High Depreciation Costs in  Ai Companies


Barclays issued a report detailing its outlook for AI companies over the next two years. The bank noted that depreciation and wear on AI equipment are higher than usual, which rapidly eats into profits, ultimately lowering net returns from AI investments.


Barclays' analysis focused on the cost of acquiring AI chips and building AI servers, which are currently very high. These costs must be spread over the expected lifespan of AI equipment, a standard practice across industries. However, AI hardware tends to have a shorter lifespan than other corporate assets. This means that no matter how significant the investment in AI infrastructure, the depreciation must be accounted for over a shorter period, possibly just one to two years, before companies need to purchase new chips to continue operating AI technologies.


Ross Sandler, an internet companies analyst at Barclays, mentioned that some AI companies are trying to extend the useful life of their servers to five or six years in order to reduce depreciation rates, thus increasing profits. However, this could prove difficult given NVIDIA's aggressive pace in releasing new AI chips.


A New AI Chip Every Year


Ted Mortenson, CEO and technical strategist at Bird, a firm specializing in investment fund management, explained that NVIDIA's rapid development cycle for new chips makes it challenging for companies to slow depreciation. Mortenson described NVIDIA's approach as a headwind against attempts to boost profits for companies investing in AI.


NVIDIA seems to be following a similar model to its graphics card business, planning to release a new AI chip every year.
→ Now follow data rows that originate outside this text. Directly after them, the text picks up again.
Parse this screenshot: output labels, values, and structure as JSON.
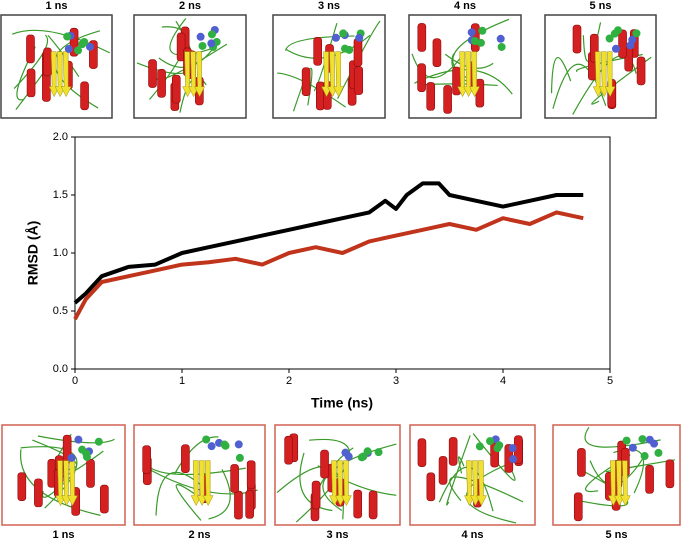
{
  "top_panels": [
    "1 ns",
    "2 ns",
    "3 ns",
    "4 ns",
    "5 ns"
  ],
  "bottom_panels": [
    "1 ns",
    "2 ns",
    "3 ns",
    "4 ns",
    "5 ns"
  ],
  "chart_data": {
    "type": "line",
    "xlabel": "Time (ns)",
    "ylabel": "RMSD (Å)",
    "xlim": [
      0,
      5
    ],
    "xticks": [
      0,
      1,
      2,
      3,
      4,
      5
    ],
    "ylim": [
      0,
      2
    ],
    "yticks": [
      {
        "value": 0,
        "label": "0.0"
      },
      {
        "value": 0.5,
        "label": "0.5"
      },
      {
        "value": 1,
        "label": "1.0"
      },
      {
        "value": 1.5,
        "label": "1.5"
      },
      {
        "value": 2,
        "label": "2.0"
      }
    ],
    "grid": false,
    "series": [
      {
        "color": "#000000",
        "x": [
          0,
          0.1,
          0.25,
          0.5,
          0.75,
          1.0,
          1.25,
          1.5,
          1.75,
          2.0,
          2.25,
          2.5,
          2.75,
          2.9,
          3.0,
          3.1,
          3.25,
          3.4,
          3.5,
          3.75,
          4.0,
          4.25,
          4.5,
          4.75
        ],
        "values": [
          0.57,
          0.65,
          0.8,
          0.88,
          0.9,
          1.0,
          1.05,
          1.1,
          1.15,
          1.2,
          1.25,
          1.3,
          1.35,
          1.45,
          1.38,
          1.5,
          1.6,
          1.6,
          1.5,
          1.45,
          1.4,
          1.45,
          1.5,
          1.5
        ]
      },
      {
        "color": "#c0341c",
        "x": [
          0,
          0.1,
          0.25,
          0.5,
          0.75,
          1.0,
          1.25,
          1.5,
          1.75,
          2.0,
          2.25,
          2.5,
          2.75,
          3.0,
          3.25,
          3.5,
          3.75,
          4.0,
          4.25,
          4.5,
          4.75
        ],
        "values": [
          0.43,
          0.6,
          0.75,
          0.8,
          0.85,
          0.9,
          0.92,
          0.95,
          0.9,
          1.0,
          1.05,
          1.0,
          1.1,
          1.15,
          1.2,
          1.25,
          1.2,
          1.3,
          1.25,
          1.35,
          1.3
        ]
      }
    ]
  }
}
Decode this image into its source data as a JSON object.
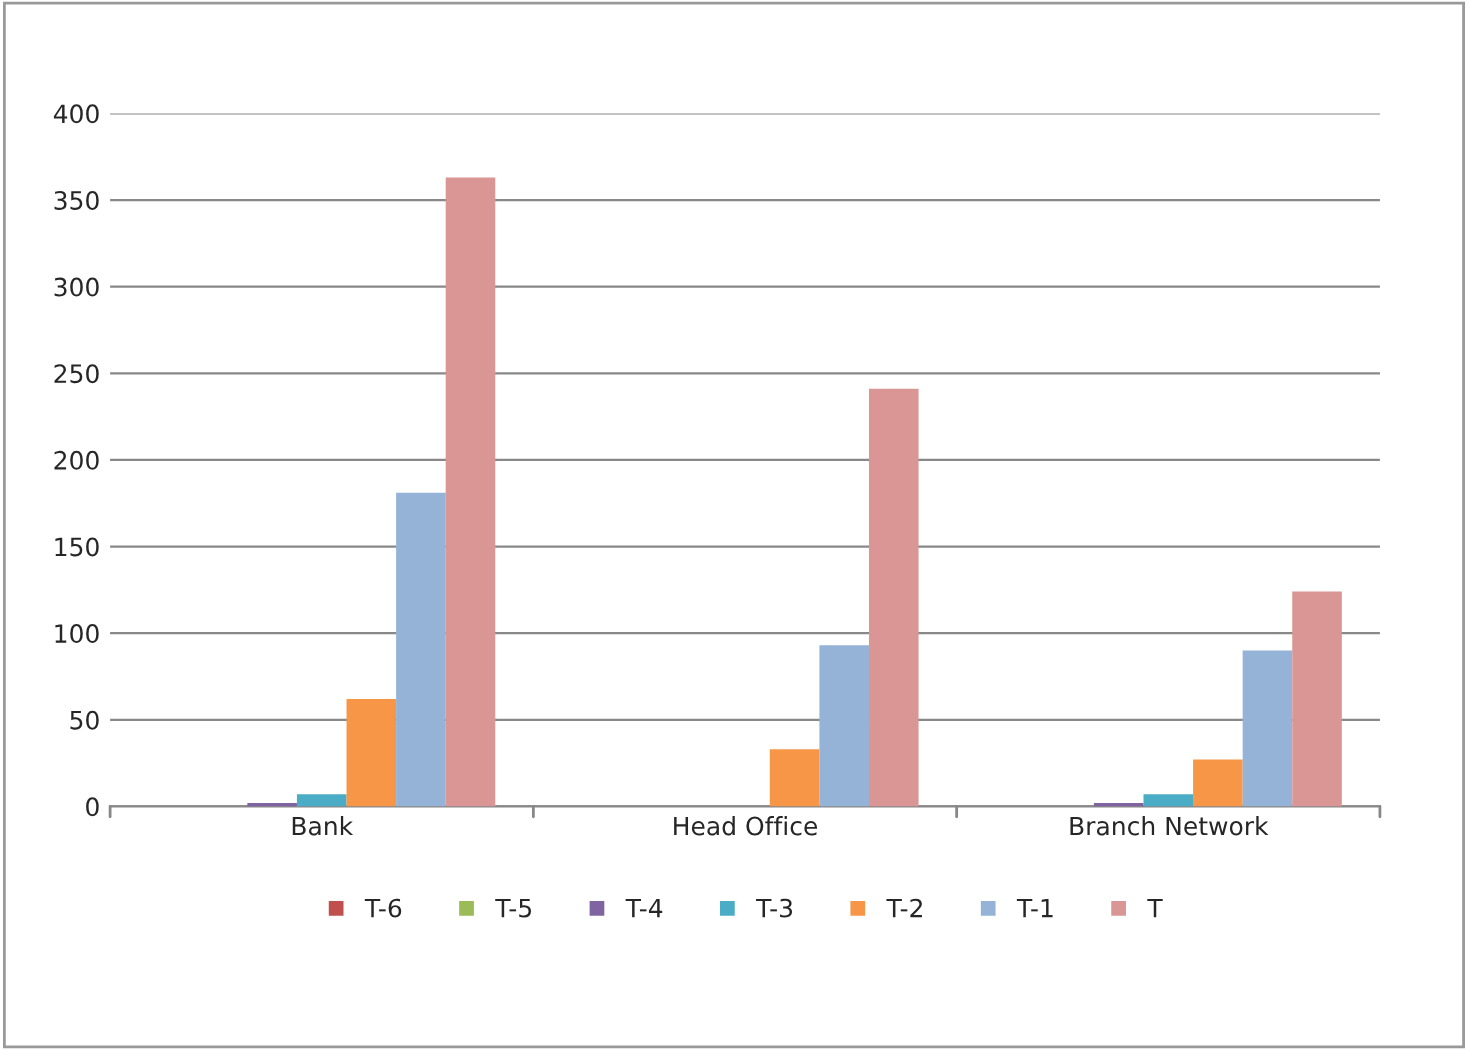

Each new chip would offer greater performance, creating a new standard that forces companies to upgrade to the latest generation.


Barclays predicts increasing depreciation costs, pointing to Alphabet, the parent company of Google, which currently faces $22.6 billion in resource depreciation. This figure is expected to rise to $28 billion by 2026, a 24% increase. Similarly, Meta’s depreciation is projected to hit $30.8 billion compared to $21 billion today, marking a 47% rise.


Sandler emphasized that this trend is affecting all tech companies involved in AI, regardless of their size.


Ai Companies At Risk Due To Large Investments
Some AI companies are trying to extend the useful lifespan of their servers significantly to 5 or 6 years.

Where’s the Return on Investment?


Mortenson believes the real question companies must address isn’t about the costs of AI technologies or their implementation, but rather about the return on investment (ROI). He questioned the fate of Wall Street's $200 billion-plus investments in AI and the expected ROI.


He noted that it is still too early to expect significant profits from AI technologies, predicting that returns might begin to materialize by 2026. The question is: Can companies survive until then?


If the ROI for AI technologies turns out to be high, then concerns about high investment and depreciation costs will disappear, making AI a worthy investment.


Another issue is the relationship between tech giants and NVIDIA. NVIDIA continues to profit by raising the costs for other companies. Each time it introduces a more powerful chip generation, it forces companies to upgrade and incur additional costs.


While this strategy works with consumer graphics cards, it could frustrate major corporations and potentially attract regulatory attention. The question remains: Will NVIDIA maintain this "toxic" relationship, or will it develop a new approach to address corporate concerns and reduce their losses?